Improvements were made on nearly all features of the program. Although some are too small to consider, I want to point out some of the features of this program that make it my personal favorite (not including the things already discussed).

  • Content templates: The use of templates has become easier in with this release. When you are working on projects in groups or when you have a lot of content contributors on your site, it is vital to have well-defined and easy-to-use templates that will allow people to modify only the parts that should or can be modified, to avoid messing up your site design or layout. Dreamweaver MX makes it much easier to handle, modify, and manage your templates. It's flexible, yet effective.

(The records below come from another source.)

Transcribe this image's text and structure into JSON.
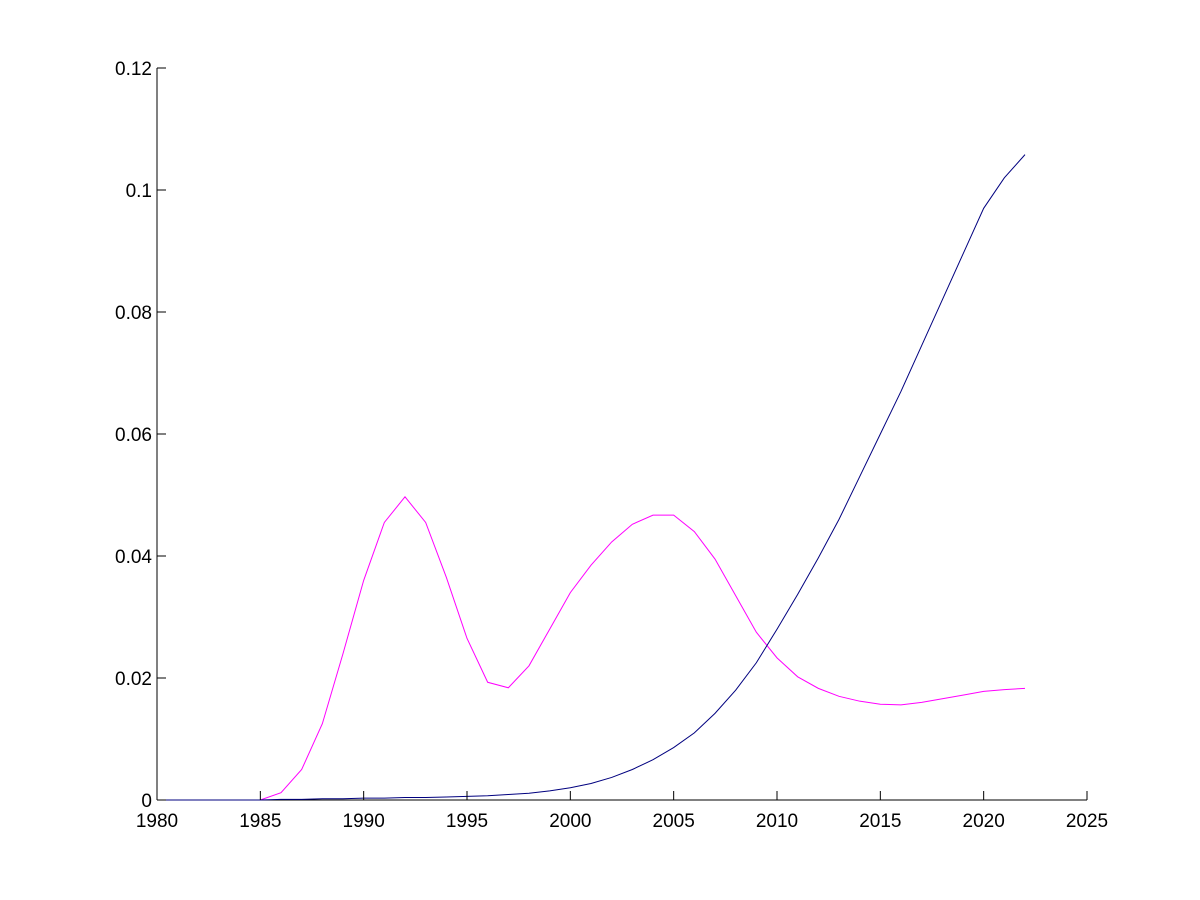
{
  "chart_data": {
    "type": "line",
    "title": "",
    "xlabel": "",
    "ylabel": "",
    "xlim": [
      1980,
      2025
    ],
    "ylim": [
      0,
      0.12
    ],
    "xticks": [
      1980,
      1985,
      1990,
      1995,
      2000,
      2005,
      2010,
      2015,
      2020,
      2025
    ],
    "yticks": [
      0,
      0.02,
      0.04,
      0.06,
      0.08,
      0.1,
      0.12
    ],
    "xtick_labels": [
      "1980",
      "1985",
      "1990",
      "1995",
      "2000",
      "2005",
      "2010",
      "2015",
      "2020",
      "2025"
    ],
    "ytick_labels": [
      "0",
      "0.02",
      "0.04",
      "0.06",
      "0.08",
      "0.1",
      "0.12"
    ],
    "grid": false,
    "legend": "none",
    "series": [
      {
        "color": "#ff00ff",
        "x": [
          1980,
          1981,
          1982,
          1983,
          1984,
          1985,
          1986,
          1987,
          1988,
          1989,
          1990,
          1991,
          1992,
          1993,
          1994,
          1995,
          1996,
          1997,
          1998,
          1999,
          2000,
          2001,
          2002,
          2003,
          2004,
          2005,
          2006,
          2007,
          2008,
          2009,
          2010,
          2011,
          2012,
          2013,
          2014,
          2015,
          2016,
          2017,
          2018,
          2019,
          2020,
          2021,
          2022
        ],
        "values": [
          0,
          0,
          0,
          0,
          0,
          0,
          0.0012,
          0.005,
          0.0125,
          0.024,
          0.036,
          0.0455,
          0.0497,
          0.0455,
          0.0365,
          0.0265,
          0.0193,
          0.0184,
          0.022,
          0.028,
          0.034,
          0.0385,
          0.0423,
          0.0452,
          0.0467,
          0.0467,
          0.044,
          0.0395,
          0.0335,
          0.0275,
          0.0233,
          0.0202,
          0.0183,
          0.017,
          0.0162,
          0.0157,
          0.0156,
          0.016,
          0.0166,
          0.0172,
          0.0178,
          0.0181,
          0.0183
        ]
      },
      {
        "color": "#00007f",
        "x": [
          1980,
          1981,
          1982,
          1983,
          1984,
          1985,
          1986,
          1987,
          1988,
          1989,
          1990,
          1991,
          1992,
          1993,
          1994,
          1995,
          1996,
          1997,
          1998,
          1999,
          2000,
          2001,
          2002,
          2003,
          2004,
          2005,
          2006,
          2007,
          2008,
          2009,
          2010,
          2011,
          2012,
          2013,
          2014,
          2015,
          2016,
          2017,
          2018,
          2019,
          2020,
          2021,
          2022
        ],
        "values": [
          0,
          0,
          0,
          0,
          0,
          0,
          0.0001,
          0.0001,
          0.0002,
          0.0002,
          0.0003,
          0.0003,
          0.0004,
          0.0004,
          0.0005,
          0.0006,
          0.0007,
          0.0009,
          0.0011,
          0.0015,
          0.002,
          0.0027,
          0.0037,
          0.005,
          0.0066,
          0.0086,
          0.011,
          0.0142,
          0.018,
          0.0225,
          0.028,
          0.0337,
          0.0397,
          0.046,
          0.053,
          0.06,
          0.067,
          0.0745,
          0.082,
          0.0895,
          0.097,
          0.102,
          0.1058
        ]
      }
    ]
  }
}
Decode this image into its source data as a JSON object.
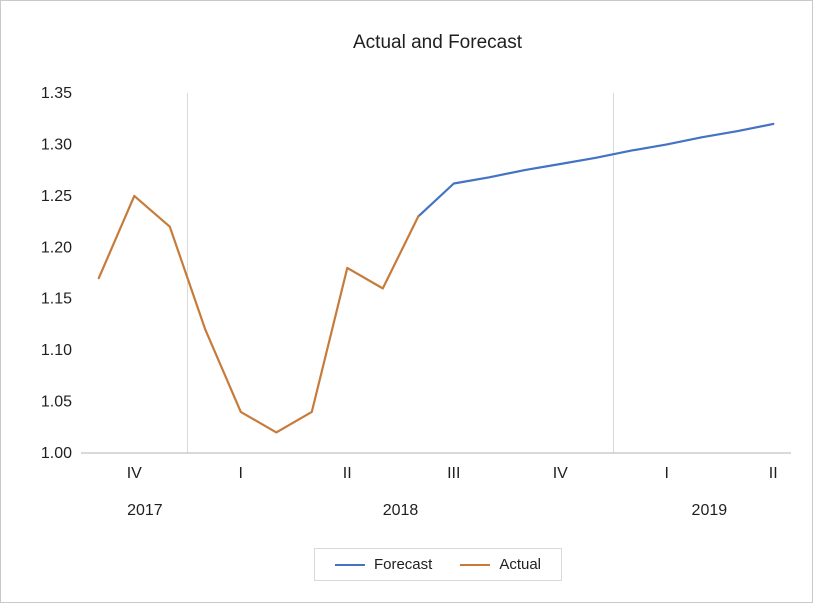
{
  "chart_data": {
    "type": "line",
    "title": "Actual and Forecast",
    "y_axis": {
      "min": 1.0,
      "max": 1.35,
      "tick_step": 0.05,
      "tick_labels": [
        "1.00",
        "1.05",
        "1.10",
        "1.15",
        "1.20",
        "1.25",
        "1.30",
        "1.35"
      ]
    },
    "x_axis": {
      "points_per_quarter": 3,
      "quarter_ticks": [
        {
          "label": "IV",
          "center_index": 1
        },
        {
          "label": "I",
          "center_index": 4
        },
        {
          "label": "II",
          "center_index": 7
        },
        {
          "label": "III",
          "center_index": 10
        },
        {
          "label": "IV",
          "center_index": 13
        },
        {
          "label": "I",
          "center_index": 16
        },
        {
          "label": "II",
          "center_index": 19
        }
      ],
      "year_labels": [
        {
          "label": "2017",
          "center_index": 1.3
        },
        {
          "label": "2018",
          "center_index": 8.5
        },
        {
          "label": "2019",
          "center_index": 17.2
        }
      ],
      "year_separators_after_index": [
        2,
        14
      ]
    },
    "series": [
      {
        "name": "Forecast",
        "color": "#4472C4",
        "values": [
          null,
          null,
          null,
          null,
          null,
          null,
          null,
          null,
          null,
          1.23,
          1.262,
          1.268,
          1.275,
          1.281,
          1.287,
          1.294,
          1.3,
          1.307,
          1.313,
          1.32
        ]
      },
      {
        "name": "Actual",
        "color": "#C77B3B",
        "values": [
          1.17,
          1.25,
          1.22,
          1.12,
          1.04,
          1.02,
          1.04,
          1.18,
          1.16,
          1.23,
          null,
          null,
          null,
          null,
          null,
          null,
          null,
          null,
          null,
          null
        ]
      }
    ],
    "grid": {
      "vertical_year_lines": true,
      "horizontal_lines": false
    },
    "legend_position": "bottom",
    "colors": {
      "gridline": "#D9D9D9",
      "axis_line": "#B3B3B3",
      "text": "#1f1f1f"
    }
  }
}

  • Ease of use: With this release, Macromedia has focused much more on the needs of the more "professional" Web designer, integrating (partially) the creation of Web-based applications. However, even with these new features, the program is very easy to use and has a small learning curve. The help section does not pay much attention to teaching the user about coding database-driven pages—this would go beyond the "scope" of the manual as well as the program itself. Don't expect Dreamweaver to teach you how to make your own amazon.com; if you're planning to use coding languages, you will be expected to know your stuff. However, for those who know what they are talking about, the program provides quick and easy access to all the programming functions and templates.

    Dreamweaver still uses wizards for setting up sites and pages, to maximize ease of use. The user has access to all functions of the program with three click, at the most, and you can set up your own shortcuts and panels (tabs) to fit your needs. Very user-friendly!

  • Sample content and help section: Dreamweaver MX is the first version of the program to be delivered with such a large amount of sample pages and layouts. Although the use of these "templates" is often discouraged (by people like myself), they are great for beginners to get a look at sample code and scripts. The help section and tutorials provided are useful, easy to understand, and well written, as we are used to seeing in Macromedia products.